William Allen
Published: 21 January 2019
Sonic Neurologies: Sound and Schizophrenia in the Work of David Foster Wallace and Richard Powers.
University of Glasgow
Sonic Neurologies: Sound and Schizophrenia in the Work of David Foster Wallace and Richard Powers.
I’m interested in the intersections between sound and neurology in literary texts, and so want to consider the work of David Foster Wallace and Richard Powers aurally. Not quite as pieces of sonic art, but as texts loudly preoccupied with their own sounds.
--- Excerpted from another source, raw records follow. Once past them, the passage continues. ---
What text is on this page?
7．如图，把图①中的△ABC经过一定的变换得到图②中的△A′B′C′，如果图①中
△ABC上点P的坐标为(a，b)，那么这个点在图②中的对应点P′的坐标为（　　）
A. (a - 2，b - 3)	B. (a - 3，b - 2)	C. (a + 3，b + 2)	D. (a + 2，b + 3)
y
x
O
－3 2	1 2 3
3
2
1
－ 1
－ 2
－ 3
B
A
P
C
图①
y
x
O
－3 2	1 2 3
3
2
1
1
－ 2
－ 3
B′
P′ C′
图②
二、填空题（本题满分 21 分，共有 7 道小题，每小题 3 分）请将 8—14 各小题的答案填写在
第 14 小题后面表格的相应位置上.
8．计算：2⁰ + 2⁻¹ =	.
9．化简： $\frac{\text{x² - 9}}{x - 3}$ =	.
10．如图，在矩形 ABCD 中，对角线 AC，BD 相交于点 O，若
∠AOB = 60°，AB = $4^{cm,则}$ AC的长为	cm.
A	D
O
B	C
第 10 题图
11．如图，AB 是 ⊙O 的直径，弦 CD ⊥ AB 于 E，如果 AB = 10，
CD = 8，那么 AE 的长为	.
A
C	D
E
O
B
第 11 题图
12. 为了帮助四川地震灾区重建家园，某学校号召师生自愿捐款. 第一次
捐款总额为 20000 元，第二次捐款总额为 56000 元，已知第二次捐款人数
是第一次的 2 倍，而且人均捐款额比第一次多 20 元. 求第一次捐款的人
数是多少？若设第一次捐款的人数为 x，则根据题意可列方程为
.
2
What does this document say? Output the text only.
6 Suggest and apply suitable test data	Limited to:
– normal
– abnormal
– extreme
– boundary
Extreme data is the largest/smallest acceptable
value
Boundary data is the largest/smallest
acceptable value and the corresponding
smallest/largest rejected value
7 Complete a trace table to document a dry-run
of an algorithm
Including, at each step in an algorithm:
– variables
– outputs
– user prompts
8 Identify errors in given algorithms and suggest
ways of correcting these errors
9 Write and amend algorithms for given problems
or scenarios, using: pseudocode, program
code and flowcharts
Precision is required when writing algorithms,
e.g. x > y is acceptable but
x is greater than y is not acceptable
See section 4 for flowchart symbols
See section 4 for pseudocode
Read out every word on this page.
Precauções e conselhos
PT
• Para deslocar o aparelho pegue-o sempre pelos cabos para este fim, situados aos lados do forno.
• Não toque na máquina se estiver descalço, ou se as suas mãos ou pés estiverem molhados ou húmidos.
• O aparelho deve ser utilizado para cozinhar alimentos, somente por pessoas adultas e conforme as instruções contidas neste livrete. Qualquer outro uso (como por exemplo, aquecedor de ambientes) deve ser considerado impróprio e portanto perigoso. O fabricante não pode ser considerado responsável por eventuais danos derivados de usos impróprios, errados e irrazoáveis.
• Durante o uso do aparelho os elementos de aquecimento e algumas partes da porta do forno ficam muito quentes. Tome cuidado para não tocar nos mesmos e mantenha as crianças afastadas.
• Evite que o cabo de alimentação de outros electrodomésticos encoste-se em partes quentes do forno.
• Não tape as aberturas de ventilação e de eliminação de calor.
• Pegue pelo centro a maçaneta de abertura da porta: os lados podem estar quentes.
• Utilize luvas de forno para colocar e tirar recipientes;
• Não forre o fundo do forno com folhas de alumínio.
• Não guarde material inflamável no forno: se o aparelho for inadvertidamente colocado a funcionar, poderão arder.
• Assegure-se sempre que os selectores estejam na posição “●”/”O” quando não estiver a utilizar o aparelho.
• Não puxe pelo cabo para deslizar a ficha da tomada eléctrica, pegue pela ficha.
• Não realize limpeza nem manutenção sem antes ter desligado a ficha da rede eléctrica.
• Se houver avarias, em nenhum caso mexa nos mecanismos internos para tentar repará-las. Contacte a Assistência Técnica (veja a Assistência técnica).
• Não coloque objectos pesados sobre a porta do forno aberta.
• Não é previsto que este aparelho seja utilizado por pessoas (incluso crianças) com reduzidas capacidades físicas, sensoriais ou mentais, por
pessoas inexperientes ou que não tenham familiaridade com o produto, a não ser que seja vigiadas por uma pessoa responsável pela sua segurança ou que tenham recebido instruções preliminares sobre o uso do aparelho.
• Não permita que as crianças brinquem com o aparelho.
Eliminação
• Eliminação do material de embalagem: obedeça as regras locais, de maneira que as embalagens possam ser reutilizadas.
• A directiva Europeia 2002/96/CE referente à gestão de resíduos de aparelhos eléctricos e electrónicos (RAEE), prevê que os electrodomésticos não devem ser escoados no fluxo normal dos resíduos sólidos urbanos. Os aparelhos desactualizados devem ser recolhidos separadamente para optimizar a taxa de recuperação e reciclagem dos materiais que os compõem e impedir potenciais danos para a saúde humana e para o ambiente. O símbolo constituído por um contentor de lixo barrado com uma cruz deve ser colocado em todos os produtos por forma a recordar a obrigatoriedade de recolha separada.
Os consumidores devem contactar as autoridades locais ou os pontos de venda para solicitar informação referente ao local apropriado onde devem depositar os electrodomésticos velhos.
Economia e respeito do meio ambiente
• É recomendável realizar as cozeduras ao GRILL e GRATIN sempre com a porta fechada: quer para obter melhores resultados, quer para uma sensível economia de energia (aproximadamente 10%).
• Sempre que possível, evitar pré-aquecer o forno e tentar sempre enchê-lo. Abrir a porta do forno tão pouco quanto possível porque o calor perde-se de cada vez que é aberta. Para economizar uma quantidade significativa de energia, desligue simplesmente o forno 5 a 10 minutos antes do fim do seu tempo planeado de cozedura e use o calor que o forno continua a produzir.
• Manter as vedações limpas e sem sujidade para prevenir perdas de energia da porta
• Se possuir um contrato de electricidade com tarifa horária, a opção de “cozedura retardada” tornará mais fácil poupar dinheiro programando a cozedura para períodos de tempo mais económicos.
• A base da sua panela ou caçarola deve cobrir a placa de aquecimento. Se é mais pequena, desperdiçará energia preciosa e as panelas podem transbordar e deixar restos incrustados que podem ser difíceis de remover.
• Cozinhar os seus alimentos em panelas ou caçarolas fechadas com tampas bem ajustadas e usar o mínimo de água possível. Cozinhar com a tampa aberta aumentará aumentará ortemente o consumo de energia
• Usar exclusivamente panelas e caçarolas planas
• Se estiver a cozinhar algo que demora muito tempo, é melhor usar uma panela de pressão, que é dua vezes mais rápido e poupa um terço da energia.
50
Drawing on phenomenological criticism, neurocriticism, and sound studies, my methodology proposes a type of close reading that attends to the virtual and verbal soundscapes of these texts, listening to both the fictional sounds of their storyworlds, and the real sounds their words form on the page. Hearing a syncopation between sound-effect and affect, I will suggest that the ways in which Wallace and Powers engage with aurality innovate postmodern and phenomenological literary representations of consciousness and neurological disorder. Contextually, I’m really interested in the twentieth century’s misappropriation of schizophrenia as a cultural trope. Postmodern cultural theory seems saturated with mute, pictorial models that reduce the illness to a vague code-word for fragmentation or perceived incoherence. I want to contrast this overtly visual emphasis with a sonic phenomenology of schizophrenic speech and experience which, as Louis Sass writes, is often led by ‘acoustic qualities,’ ‘rhyme and alliteration,’ and meanings ‘generated by individual syllables.’